Players with Uber roots launch a no-fee crypto trading platform called Voyager.

Robinhood had enjoyed being the only crypto outfit to offer commission-free trading, but now it’s getting some company. The co-founder of Uber, Oscar Salazar, is one of the players behind the launch of Voyager, which will also offer no-fee trades, reports Fortune.

Steve Ehrlich is co-founder and CEO of the startup, while Salazar, who had also been the founding architect and chief technology officer at Uber, is the main tech advisor. Also on board is Philip Eytan, another early Uber investor, as board chairman. Gaspard de Dreuzy is the chief product officer.

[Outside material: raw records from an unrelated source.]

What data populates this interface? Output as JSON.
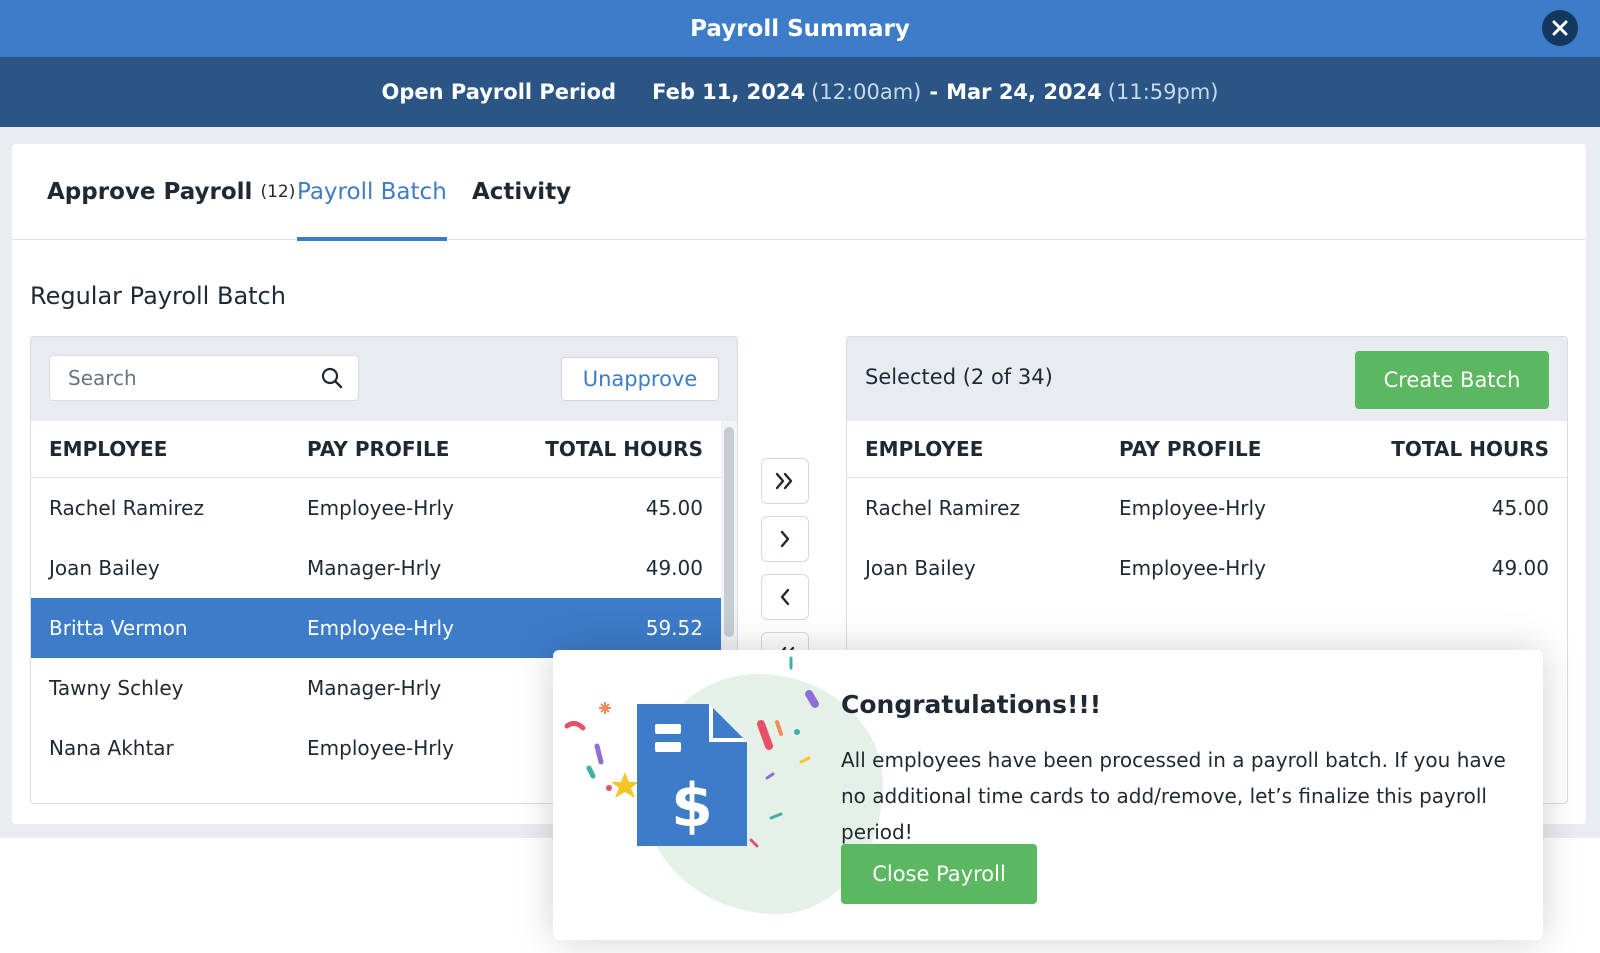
{
  "window": {
    "title": "Payroll Summary"
  },
  "period": {
    "label": "Open Payroll Period",
    "start_date": "Feb 11, 2024",
    "start_time": "(12:00am)",
    "separator": "-",
    "end_date": "Mar 24, 2024",
    "end_time": "(11:59pm)"
  },
  "tabs": [
    {
      "label": "Approve Payroll",
      "count": "(12)"
    },
    {
      "label": "Payroll Batch"
    },
    {
      "label": "Activity"
    }
  ],
  "active_tab": "Payroll Batch",
  "section_title": "Regular Payroll Batch",
  "left_panel": {
    "search_placeholder": "Search",
    "unapprove_label": "Unapprove",
    "columns": [
      "EMPLOYEE",
      "PAY PROFILE",
      "TOTAL HOURS"
    ],
    "rows": [
      {
        "employee": "Rachel Ramirez",
        "profile": "Employee-Hrly",
        "hours": "45.00"
      },
      {
        "employee": "Joan Bailey",
        "profile": "Manager-Hrly",
        "hours": "49.00"
      },
      {
        "employee": "Britta Vermon",
        "profile": "Employee-Hrly",
        "hours": "59.52",
        "selected": true
      },
      {
        "employee": "Tawny Schley",
        "profile": "Manager-Hrly",
        "hours": ""
      },
      {
        "employee": "Nana Akhtar",
        "profile": "Employee-Hrly",
        "hours": ""
      }
    ]
  },
  "right_panel": {
    "selected_label": "Selected (2 of 34)",
    "create_batch_label": "Create Batch",
    "columns": [
      "EMPLOYEE",
      "PAY PROFILE",
      "TOTAL HOURS"
    ],
    "rows": [
      {
        "employee": "Rachel Ramirez",
        "profile": "Employee-Hrly",
        "hours": "45.00"
      },
      {
        "employee": "Joan Bailey",
        "profile": "Employee-Hrly",
        "hours": "49.00"
      }
    ]
  },
  "movers": [
    "move-all-right-icon",
    "move-right-icon",
    "move-left-icon",
    "move-all-left-icon"
  ],
  "popup": {
    "title": "Congratulations!!!",
    "message": "All employees have been processed in a payroll batch. If you have no additional time cards to add/remove, let’s finalize this payroll period!",
    "button_label": "Close Payroll"
  },
  "colors": {
    "title_bar": "#3d7cc8",
    "period_bar": "#2b5584",
    "accent": "#3d7cc8",
    "success": "#5cb860"
  }
}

The fact that members of this group who contributed to Uber’s unicorn status have set their sights on crypto trading is intriguing to say the least. In an interview with Fortune, Ehrlich said:

“We saw an opportunity to build a dynamic smart order router that can take advantage of the marketplace and also offer customers no commissions.”

It seems that investors are confident that these players will be formidable ones in the crypto trading arena. Ehrlich told Fortune that Voyager had so far raised ”significant capital” from only friends and family.

In lieu of trading fees, Voyager will make up the difference in revenue “by beating the average price of the coins at the point in time we execute the trade,” according to Fortune.

Healthy competition

For most of the year, Robinhood has been an industry darling because of its commission-free trading platform. It gained quickly in popularity. Earlier this year, it boasted about its user base reaching four million. It also stated that its transaction volume on its brokerage platform had reached more than $100 billion. That resulted in more than $1 billion in commissions saved in equity trades.

Robinhood gained so much in popularity that people in many states have taken to social media to beg the company to begin offering its platform in their states.

That limited availability is one of Robinhood’s shortcomings. It decided to roll out its platform gradually, making it available in only a few states at first. Those states include California, Massachusetts, Missouri, Montana, and New Hampshire. Another shortcoming is the number of cryptos it allows users to trade. There are only five.

Voyager may be able to fill this void. For example, it will allow for 16 cryptos to be traded, according to Fortune.

Voyager will enter beta testing later this week, with the goal being to release the platform to the public by the end of October, according to Fortune. In addition to the no-fee platform, Voyager will offer crypto news and analysis features in its mobile app to help regular investors make buying and selling decisions, Fortune reports.